With the College undergoing the process of hiring a new President and a Vice President for Development, Department Chairs and Cross-Disciplinary Area Coordinators have reached out to the Board of Trustees in a letter regarding recent trends in executive pay at the College.
In the letter, the signatories suggest an imbalance between top administrators and other employees. The letter includes a graph that details the salary increases of various College employees. It clearly shows that the President and Cabinet member positions have outpaced average faculty salaries, inflation and student tuition. The Chairs and Coordinators find this trend “unsustainable [and] unfair to our State and community.”
The letter acknowledges the 56 percent increase in wages for the lowest paid staff members in the last few years. They argue that the increase, part of the living wage campaign, was supported by the College community at various levels and was approved through the College’s Strategic Plan. The 69.6 percent increase in administrative salaries, however, was not included in the strategic planning process.
Salaries at the College are set based on the median of the College’s Peer Institutions—liberal arts four-year institutions that are primarily undergraduate residential colleges. They problem with that, according to David Kung, Chair of the Math Department, is two-thirds of our peer schools are private. “I hope that a different benchmark is found that takes into account external factors and also internal factors of equity and fairness within our community,” said Kung.

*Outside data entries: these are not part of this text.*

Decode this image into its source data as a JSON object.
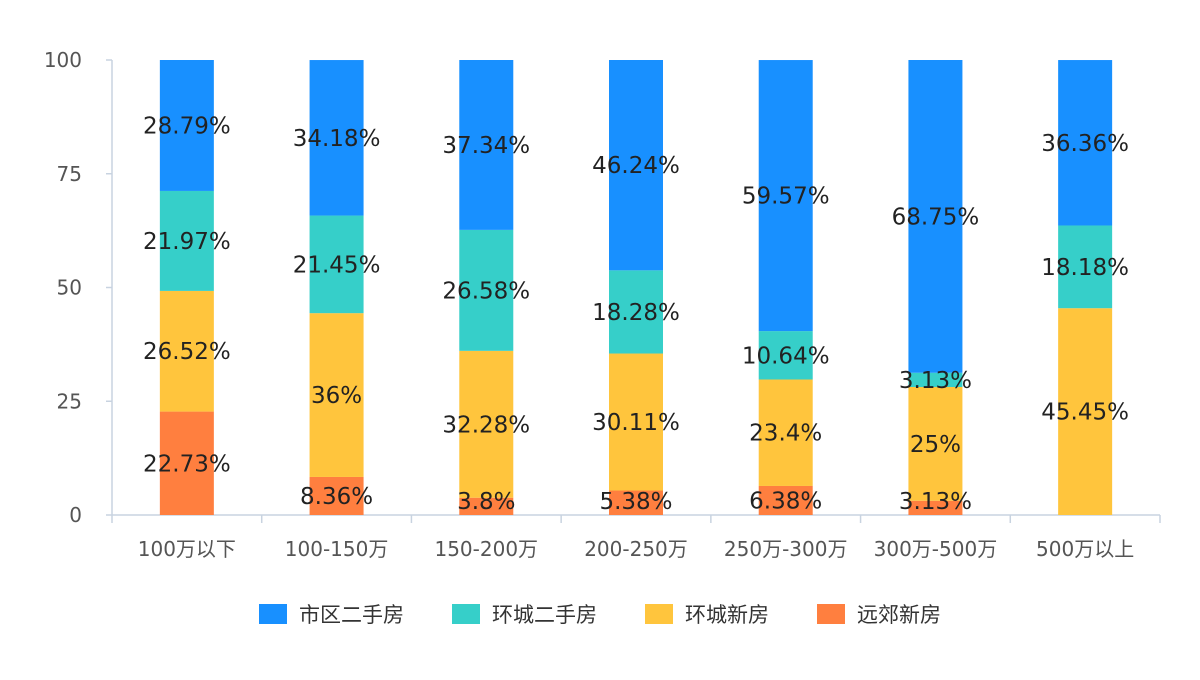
{
  "chart_data": {
    "type": "bar",
    "stacked": true,
    "categories": [
      "100万以下",
      "100-150万",
      "150-200万",
      "200-250万",
      "250万-300万",
      "300万-500万",
      "500万以上"
    ],
    "series": [
      {
        "name": "远郊新房",
        "color": "#FF7F3F",
        "values": [
          22.73,
          8.36,
          3.8,
          5.38,
          6.38,
          3.13,
          0
        ],
        "labels": [
          "22.73%",
          "8.36%",
          "3.8%",
          "5.38%",
          "6.38%",
          "3.13%",
          ""
        ]
      },
      {
        "name": "环城新房",
        "color": "#FFC53D",
        "values": [
          26.52,
          36,
          32.28,
          30.11,
          23.4,
          25,
          45.45
        ],
        "labels": [
          "26.52%",
          "36%",
          "32.28%",
          "30.11%",
          "23.4%",
          "25%",
          "45.45%"
        ]
      },
      {
        "name": "环城二手房",
        "color": "#36CFC9",
        "values": [
          21.97,
          21.45,
          26.58,
          18.28,
          10.64,
          3.13,
          18.18
        ],
        "labels": [
          "21.97%",
          "21.45%",
          "26.58%",
          "18.28%",
          "10.64%",
          "3.13%",
          "18.18%"
        ]
      },
      {
        "name": "市区二手房",
        "color": "#1890FF",
        "values": [
          28.79,
          34.18,
          37.34,
          46.24,
          59.57,
          68.75,
          36.36
        ],
        "labels": [
          "28.79%",
          "34.18%",
          "37.34%",
          "46.24%",
          "59.57%",
          "68.75%",
          "36.36%"
        ]
      }
    ],
    "legend_order": [
      "市区二手房",
      "环城二手房",
      "环城新房",
      "远郊新房"
    ],
    "ylim": [
      0,
      100
    ],
    "yticks": [
      0,
      25,
      50,
      75,
      100
    ],
    "yticks_labels": [
      "0",
      "25",
      "50",
      "75",
      "100"
    ],
    "legend_position": "bottom",
    "grid": false
  }
}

The signatories argue that the growing disparity between administrative salaries and the rest of College employee salaries leads to low morale, which “has the potential to erode employees’ commitment to the College.”
“When people on campus feel as if they are not being fairly treated, they’re more likely to be talking about that than discussing important issues, such as what can be improved for students,” said Kung. “The things we could be doing instead of feeling under appreciated and complaining about that could really improve education.”
Discrepancies in salaries also undermine good recruitment and independence of faculty. According to Kung, for example, the Math Department offered someone a position but they declined because other institutions were offering higher salaries. “It’s hard to compete,” he said.
Another issue is support for research and professional development. For example, faculty members are expected to attend academic conferences and professional meetings. While the amount of the annual travel grant to attend them has remained the same over the past 10 years, conference costs have doubled. According to Chair of the Department of Philosophy and Religious Studies, Bjorn Krondorfer, it would take about $70,000 to add $500 to the travel allowance for each full time faculty member. “Now compare this number, from which many of us would benefit, to the increase of salaries of the four top administrators,” he said. “It is just one example of many other worthwhile and important incentives to the benefit of larger groups of people.”
The Board responded with a letter to Robert Paul, Senate Faculty President, confirming receipt of the letter and notifying the faculty that the Finance, Investment and Audit Committee has been tasked with a fact finding mission regarding compensation practices. The results will be reported before the December 2009 quarterly board meeting.
“The fact that the Board of Trustees will now undertake their own fact finding on these issues is a needed and welcome gesture,” said Krondorfer. “More transparency on the college’s policy of financial compensation would be appreciated.”
Krondorfer suggested that board and members representing different groups of our campus community meet after gathering the relevant data and discuss reasonable salary structure and expectations.
Other Chairs and Coordinators have expressed interest in dialogue the results might bring. “Like my fellow co-signers, I look forward to hearing the results of the board’s evaluation. Indeed, the board may bring other factors to the discussion that both broaden and deepen the conversation,” said Julie King, Coordinator of Museum Studies. “It seems to me such dialogue is healthy and serves everyone.”